Little-known dwarf planet to reach peak brightness in Southern Utah sky on Sunday night

Simulation of planets in the inner and outer solar system | Image courtesy of NASA, Jet Propulsion Laboratory, Caltech, St. George News ,

ST. GEORGE — A dwarf planet slightly smaller than Pluto will reach its peak brightness and be among the stars in the Southern Utah sky on Sunday as it continues its centurieslong journey around the sun.

3-D model of Makemake, a dwarf planet in the Kuiper Belt | Image courtesy of NASA Visualization Technology Applications and Development, St. George News

Makemake, an icy, rocky astral body named after the Rapanui god of fertility, will be particularly bright on Sunday night as it continues its annual trek around the Kuiper Belt, a donut-shaped region of space beyond Neptune, according to NASA.

Makemake will be well-illuminated and situated in a premier location for viewing. In Southern Utah, stargazers can view Makemake with a telescope or a pair of high-powered binoculars in the constellation Coma Berenices in the western sky. At its highest point (roughly 71°), which will occur shortly before midnight (MDT), the dwarf planet will be at its brightest.

When viewed from Earth, Makemake is the second-brightest object in the Kuiper Belt – just behind Pluto. And compared to Pluto, Makemake has a slightly longer journey of 305 Earth years to complete its orbit around the sun, compared to Pluto’s 248 years.

The rose-colored dwarf planet is roughly one-ninth the size of Earth and more than 4.2 billion miles from the sun. It takes approximately six hours and 20 minutes for light to travel to Makemake’s surface. As a comparison, it takes light just over eight minutes to reach Earth’s surface.

Makemake has one moon, nicknamed MK2, that is 13,000 miles from the dwarf planet’s surface and 50 miles in diameter, about 42 times smaller than Earth’s moon, which is more than 2,100 miles in diameter. A day on Makemake is just over 22 hours long, similar to Earth.

While scientists know very little about the structural makeup of the dwarf planet, NASA said it does appear to have a reddish-brownish surface, similar to Pluto, and frozen methane has been detected on its surface.

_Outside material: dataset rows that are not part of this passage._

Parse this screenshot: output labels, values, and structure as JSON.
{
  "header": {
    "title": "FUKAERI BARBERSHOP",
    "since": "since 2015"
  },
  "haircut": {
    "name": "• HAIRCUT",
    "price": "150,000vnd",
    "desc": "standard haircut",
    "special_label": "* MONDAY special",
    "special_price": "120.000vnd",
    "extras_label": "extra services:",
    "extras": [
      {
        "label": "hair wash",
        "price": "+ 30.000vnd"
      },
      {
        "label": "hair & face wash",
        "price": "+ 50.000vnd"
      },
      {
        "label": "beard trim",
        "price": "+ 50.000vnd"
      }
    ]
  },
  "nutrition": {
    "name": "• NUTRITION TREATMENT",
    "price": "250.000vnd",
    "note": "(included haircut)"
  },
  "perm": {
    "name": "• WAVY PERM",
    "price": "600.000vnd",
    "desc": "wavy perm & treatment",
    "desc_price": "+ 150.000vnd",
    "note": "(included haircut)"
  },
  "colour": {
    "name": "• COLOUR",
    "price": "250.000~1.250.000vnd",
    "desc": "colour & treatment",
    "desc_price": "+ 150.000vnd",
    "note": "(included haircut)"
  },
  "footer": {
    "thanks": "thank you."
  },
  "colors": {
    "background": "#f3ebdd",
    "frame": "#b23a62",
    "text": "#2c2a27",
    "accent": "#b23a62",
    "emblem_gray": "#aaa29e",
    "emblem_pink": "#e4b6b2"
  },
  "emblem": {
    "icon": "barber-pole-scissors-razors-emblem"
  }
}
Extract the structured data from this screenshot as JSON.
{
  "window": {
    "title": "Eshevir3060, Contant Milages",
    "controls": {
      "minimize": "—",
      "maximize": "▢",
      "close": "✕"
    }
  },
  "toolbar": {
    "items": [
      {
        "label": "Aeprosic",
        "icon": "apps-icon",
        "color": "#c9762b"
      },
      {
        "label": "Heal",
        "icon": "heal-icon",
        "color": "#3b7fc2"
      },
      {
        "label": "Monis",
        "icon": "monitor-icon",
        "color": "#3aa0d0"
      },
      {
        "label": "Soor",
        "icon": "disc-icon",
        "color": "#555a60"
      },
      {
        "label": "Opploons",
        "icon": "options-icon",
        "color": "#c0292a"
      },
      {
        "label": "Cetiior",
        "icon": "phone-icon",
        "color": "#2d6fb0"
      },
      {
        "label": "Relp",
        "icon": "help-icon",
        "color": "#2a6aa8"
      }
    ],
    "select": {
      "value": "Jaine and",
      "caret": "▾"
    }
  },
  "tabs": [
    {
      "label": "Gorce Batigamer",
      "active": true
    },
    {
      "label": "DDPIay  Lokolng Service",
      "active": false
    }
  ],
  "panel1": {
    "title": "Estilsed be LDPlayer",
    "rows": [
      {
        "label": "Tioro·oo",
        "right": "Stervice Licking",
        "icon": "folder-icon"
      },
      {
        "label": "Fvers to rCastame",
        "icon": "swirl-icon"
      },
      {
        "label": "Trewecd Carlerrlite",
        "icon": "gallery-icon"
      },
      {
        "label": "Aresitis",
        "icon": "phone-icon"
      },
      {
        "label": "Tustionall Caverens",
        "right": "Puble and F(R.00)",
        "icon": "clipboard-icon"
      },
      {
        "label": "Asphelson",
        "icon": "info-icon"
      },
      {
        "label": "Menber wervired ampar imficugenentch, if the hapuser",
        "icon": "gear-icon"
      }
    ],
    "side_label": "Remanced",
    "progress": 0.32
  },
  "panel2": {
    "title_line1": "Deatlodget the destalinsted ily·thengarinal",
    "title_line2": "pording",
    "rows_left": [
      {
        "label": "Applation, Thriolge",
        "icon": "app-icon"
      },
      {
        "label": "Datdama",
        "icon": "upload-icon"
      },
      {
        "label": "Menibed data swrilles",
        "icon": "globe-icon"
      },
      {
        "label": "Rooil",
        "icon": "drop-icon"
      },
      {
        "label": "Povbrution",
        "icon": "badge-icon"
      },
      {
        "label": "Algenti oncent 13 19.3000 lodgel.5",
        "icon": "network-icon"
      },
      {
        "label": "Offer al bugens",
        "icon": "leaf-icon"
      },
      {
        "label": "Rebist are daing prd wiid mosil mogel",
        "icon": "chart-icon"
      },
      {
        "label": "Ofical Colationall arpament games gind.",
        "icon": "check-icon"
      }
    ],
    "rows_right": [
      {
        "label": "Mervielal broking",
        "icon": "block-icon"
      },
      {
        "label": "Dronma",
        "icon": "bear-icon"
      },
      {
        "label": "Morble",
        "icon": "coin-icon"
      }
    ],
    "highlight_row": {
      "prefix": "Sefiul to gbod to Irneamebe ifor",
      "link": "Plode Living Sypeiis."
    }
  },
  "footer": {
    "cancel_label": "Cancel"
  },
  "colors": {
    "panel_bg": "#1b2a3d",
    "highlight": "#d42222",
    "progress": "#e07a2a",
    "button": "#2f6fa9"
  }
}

NASA’s New Horizons spacecraft captured this high-resolution enhanced color view of Pluto on July 14, 2015 | Photo courtesy of NASA Jet Propulsion Laboratory, St. George News

NASA scientists have detected pellets of frozen methane on its surface that may be as large as a half-inch in diameter – compared to raindrops on Earth that are roughly half that size.

Similar to Pluto, this dwarf has the potential to develop a very thin atmosphere, largely made up of nitrogen, during perihelion, which is when its rotation brings it closest to the sun, and then the material refreezes as it moves further away.

The mini planet is situated in the Kuiper Belt, which is estimated to host hundreds of thousands of icy bodies formed during the early history of the solar system – approximately 4.5 billion years ago, according to NASA.

The icy bodies that make up this celestial hula hoop are known as plutoids, transneptunians or just Kuiper Belt objects and includes Pluto, the former ninth planet before it was demoted more than a decade ago.

Pluto’s complicated history

Pluto, discovered in 1930 by Clyde William Tombaugh, was long considered the solar system’s ninth planet until 2006, when its status was downgraded to a dwarf planet by the International Astronomical Union, a demotion that caused an uproar across the globe.

In order to be considered a planet, a rocky body must meet certain criteria: it must orbit around the sun; it must be large enough or have enough mass to have a round or spherical shape; it must have “cleared the neighborhood” around its orbit, which is to become so dominant, or exert enough gravitational pull, that no other bodies of similar size, other than its own moons, can remain in its general vicinity, according to the Library of Congress.

In Pluto’s case, it only met two of the criteria, and lost on the third, as it has yet to clear its own neighborhood.

While Pluto may have lost its planetary status, there was one state –  Illinois – where a group of defiant state governors declared that Pluto “was unfairly downgraded,” and returned the planetary underdog to its rightful place as one of the big boys of the solar system.

The declaration was made official with a resolution passed in the Illinois State Senate in February 2009, which designated March 13 as “Pluto Day” in honor of Tombaugh, who aside from discovering Pluto was also born in Illinois.